- Born: 1975 (age 50–51) Deir Sunbul, Idlib, Syria
- Known for: Leader of the Syrian Martyrs' Brigade
- Allegiance: FSA (2011–2025) SDF(2025-present)
- Branch: Syria Revolutionaries Front (SRF) (December 2013–5 May 2015)
- Service years: 2011–2015
- Rank: Leader of Syrian Martyrs' Brigade; Military Chief of the Syria Revolutionaries Front;
- Conflicts: Syrian Civil War Siege of Wadi Deif; Al-Nusra Front–SRF/Hazzm Movement conflict; Opposition–Islamic State conflict during the Syrian civil war; ;

= Jamal Maarouf =

Syrian rebel leader

Jamal Maarouf (جمال معروف) is a Syrian revolutionary. He was one of the most powerful rebel leaders in northern Syria during the earlier stages of the Syrian Civil War. He was the military chief of the Syrian Revolutionaries Front and leader of the Syrian Martyrs' Brigade, both part of the Free Syrian Army.

==Biography==
Before the uprising against president Bashar al-Assad, Jamal Maarouf was a construction worker. He was one of the first to take up arms in the Idlib province against the Assad regime. Jamal Maarouf created the Syrian Martyrs' Brigade in December 2011 and later the Syria Revolutionaries Front, with funding by Saudi Arabia. The SRF was accused of corruption and of hoarding bread to raise prices in areas under its control, prompting the al-Nusra Front to attack it. Maarouf then fled to Turkey after his force
was defeated by the al-Nusra Front in late 2014.

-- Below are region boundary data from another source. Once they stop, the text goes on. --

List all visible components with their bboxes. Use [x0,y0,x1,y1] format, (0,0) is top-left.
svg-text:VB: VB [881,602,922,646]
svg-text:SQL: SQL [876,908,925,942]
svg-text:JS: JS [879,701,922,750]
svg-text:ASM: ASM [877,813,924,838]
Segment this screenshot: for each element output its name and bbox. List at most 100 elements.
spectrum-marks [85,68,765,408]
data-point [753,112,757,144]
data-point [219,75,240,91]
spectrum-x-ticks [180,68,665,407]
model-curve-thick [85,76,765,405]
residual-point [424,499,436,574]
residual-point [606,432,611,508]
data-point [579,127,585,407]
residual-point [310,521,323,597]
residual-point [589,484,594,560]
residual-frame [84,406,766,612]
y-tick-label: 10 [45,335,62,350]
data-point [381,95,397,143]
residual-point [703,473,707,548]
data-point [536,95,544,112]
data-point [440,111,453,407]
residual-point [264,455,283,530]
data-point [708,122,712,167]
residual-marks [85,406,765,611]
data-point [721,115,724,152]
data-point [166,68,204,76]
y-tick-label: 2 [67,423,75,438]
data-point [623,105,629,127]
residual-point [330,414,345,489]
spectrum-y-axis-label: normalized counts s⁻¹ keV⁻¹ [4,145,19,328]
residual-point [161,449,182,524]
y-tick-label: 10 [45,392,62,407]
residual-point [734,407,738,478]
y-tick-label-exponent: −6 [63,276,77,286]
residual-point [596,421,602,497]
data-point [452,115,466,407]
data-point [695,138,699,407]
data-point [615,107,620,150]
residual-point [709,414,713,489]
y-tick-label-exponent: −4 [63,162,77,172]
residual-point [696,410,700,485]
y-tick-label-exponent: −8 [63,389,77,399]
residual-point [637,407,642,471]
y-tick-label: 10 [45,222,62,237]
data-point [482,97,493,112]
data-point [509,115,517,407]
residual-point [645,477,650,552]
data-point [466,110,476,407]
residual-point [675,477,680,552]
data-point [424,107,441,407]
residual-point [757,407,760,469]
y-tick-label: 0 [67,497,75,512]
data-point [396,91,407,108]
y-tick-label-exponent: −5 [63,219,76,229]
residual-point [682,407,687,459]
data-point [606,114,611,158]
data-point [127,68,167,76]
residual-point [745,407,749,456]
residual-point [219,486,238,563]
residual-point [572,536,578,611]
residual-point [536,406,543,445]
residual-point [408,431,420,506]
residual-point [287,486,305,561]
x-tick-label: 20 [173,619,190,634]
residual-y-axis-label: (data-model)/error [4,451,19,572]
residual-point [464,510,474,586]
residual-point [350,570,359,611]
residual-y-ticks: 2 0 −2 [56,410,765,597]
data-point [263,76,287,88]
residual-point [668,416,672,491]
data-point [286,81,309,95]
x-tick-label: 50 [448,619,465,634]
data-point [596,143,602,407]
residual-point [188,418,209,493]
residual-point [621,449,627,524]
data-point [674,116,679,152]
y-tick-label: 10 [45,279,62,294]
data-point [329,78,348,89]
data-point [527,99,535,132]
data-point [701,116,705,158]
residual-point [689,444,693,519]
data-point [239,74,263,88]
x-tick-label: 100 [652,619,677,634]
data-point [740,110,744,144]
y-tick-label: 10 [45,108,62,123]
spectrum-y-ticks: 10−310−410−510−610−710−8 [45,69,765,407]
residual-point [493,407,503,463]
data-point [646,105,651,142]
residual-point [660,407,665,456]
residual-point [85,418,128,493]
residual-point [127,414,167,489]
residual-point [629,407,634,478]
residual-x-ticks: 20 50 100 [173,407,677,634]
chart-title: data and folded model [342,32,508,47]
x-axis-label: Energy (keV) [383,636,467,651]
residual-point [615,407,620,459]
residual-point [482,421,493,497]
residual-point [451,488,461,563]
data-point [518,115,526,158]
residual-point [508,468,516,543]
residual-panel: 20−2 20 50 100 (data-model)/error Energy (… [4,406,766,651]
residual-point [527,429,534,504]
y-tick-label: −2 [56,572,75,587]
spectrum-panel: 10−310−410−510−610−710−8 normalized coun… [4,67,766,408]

On 16 December 2016, Maarouf and other leaders of groups ousted by al-Nusra declared their willingness to return to Syria. Their statement was handwritten and signed by Maarouf, Abdullah Awda (Hazzm Movement), Mithqal al-Abdullah (Ansar Brigades) and Youssef al-Hassan (Haq al-Muqatila Front).

On 16 October 2020, Maarouf broke his long years of silence by putting a statement online, praising those who stand against Hayat Tahrir al-Sham. He also put forward an open initiative aimed at establishing a unified military council.